Wednesday, February 13, 2013

Growth vs. Anti-Growth


In his article The City as Growth Machine: Toward a Political Economy of Place, Harvey Molotch makes the argument that towns and cities principle focus is growth and imagines a more utopic anti-growth future. He asserts that a cities sole function is to sustain and promote growth; "the very essence of a locality is its operation as a growth machine." In his opinion, the "we feeling" of a community is the result of a shared future where people join together to pursue opportunities and combat challenges that concern the collective good, which is dependent on growth. In order to promote growth, localities attempt to charm business and industry with promises of favorable taxation and job training.
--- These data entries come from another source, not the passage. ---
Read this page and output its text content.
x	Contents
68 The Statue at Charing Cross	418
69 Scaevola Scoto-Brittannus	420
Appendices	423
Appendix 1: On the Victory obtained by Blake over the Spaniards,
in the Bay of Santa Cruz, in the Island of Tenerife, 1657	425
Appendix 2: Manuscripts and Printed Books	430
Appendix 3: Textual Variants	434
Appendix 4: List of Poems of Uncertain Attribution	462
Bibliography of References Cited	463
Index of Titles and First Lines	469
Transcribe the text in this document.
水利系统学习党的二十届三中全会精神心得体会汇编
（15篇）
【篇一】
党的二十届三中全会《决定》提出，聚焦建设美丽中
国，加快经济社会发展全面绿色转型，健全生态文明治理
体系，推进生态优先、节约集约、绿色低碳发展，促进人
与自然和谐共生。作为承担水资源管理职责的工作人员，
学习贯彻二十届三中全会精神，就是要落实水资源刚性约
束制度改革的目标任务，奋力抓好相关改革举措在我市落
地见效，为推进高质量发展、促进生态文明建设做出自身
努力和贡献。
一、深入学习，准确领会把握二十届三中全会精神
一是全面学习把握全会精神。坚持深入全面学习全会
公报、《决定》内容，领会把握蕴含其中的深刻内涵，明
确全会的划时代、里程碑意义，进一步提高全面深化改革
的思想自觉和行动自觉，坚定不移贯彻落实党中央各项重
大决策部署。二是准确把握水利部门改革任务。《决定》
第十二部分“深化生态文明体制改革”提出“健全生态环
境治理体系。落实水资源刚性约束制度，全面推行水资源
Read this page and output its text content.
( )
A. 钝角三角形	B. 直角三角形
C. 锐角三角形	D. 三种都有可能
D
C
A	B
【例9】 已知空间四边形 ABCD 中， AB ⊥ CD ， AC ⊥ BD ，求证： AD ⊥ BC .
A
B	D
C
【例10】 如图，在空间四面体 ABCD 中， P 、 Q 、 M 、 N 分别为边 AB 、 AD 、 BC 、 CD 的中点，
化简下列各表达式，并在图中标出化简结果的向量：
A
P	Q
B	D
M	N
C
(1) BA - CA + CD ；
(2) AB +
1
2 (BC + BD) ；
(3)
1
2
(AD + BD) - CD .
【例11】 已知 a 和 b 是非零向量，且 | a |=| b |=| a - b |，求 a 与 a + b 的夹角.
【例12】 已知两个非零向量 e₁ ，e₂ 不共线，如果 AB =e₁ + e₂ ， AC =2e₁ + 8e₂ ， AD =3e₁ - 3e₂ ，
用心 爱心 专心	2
Localities compete with one another to attract businesses in order to sustain growth. Molotch goes as far as to say that community wide events from Major League Baseball games to spelling bees all serve to create an ideological foundation for accepting growth. He criticizes the absurdity of the out-migration from places that already have existing infrastructure and housing stock to other localities that may have more "natural problems of inaccessibility of ugliness or lack of population support resource," or barriers to growth. According to Molotch, this is a result of political economic decisions to concentrate growth in certain localities and not others. Molotch too quickly equates growth with environmental degradation and fails to consider the environmental benefits in terms of mass transportation and decreased sprawl of hyper-dense cities.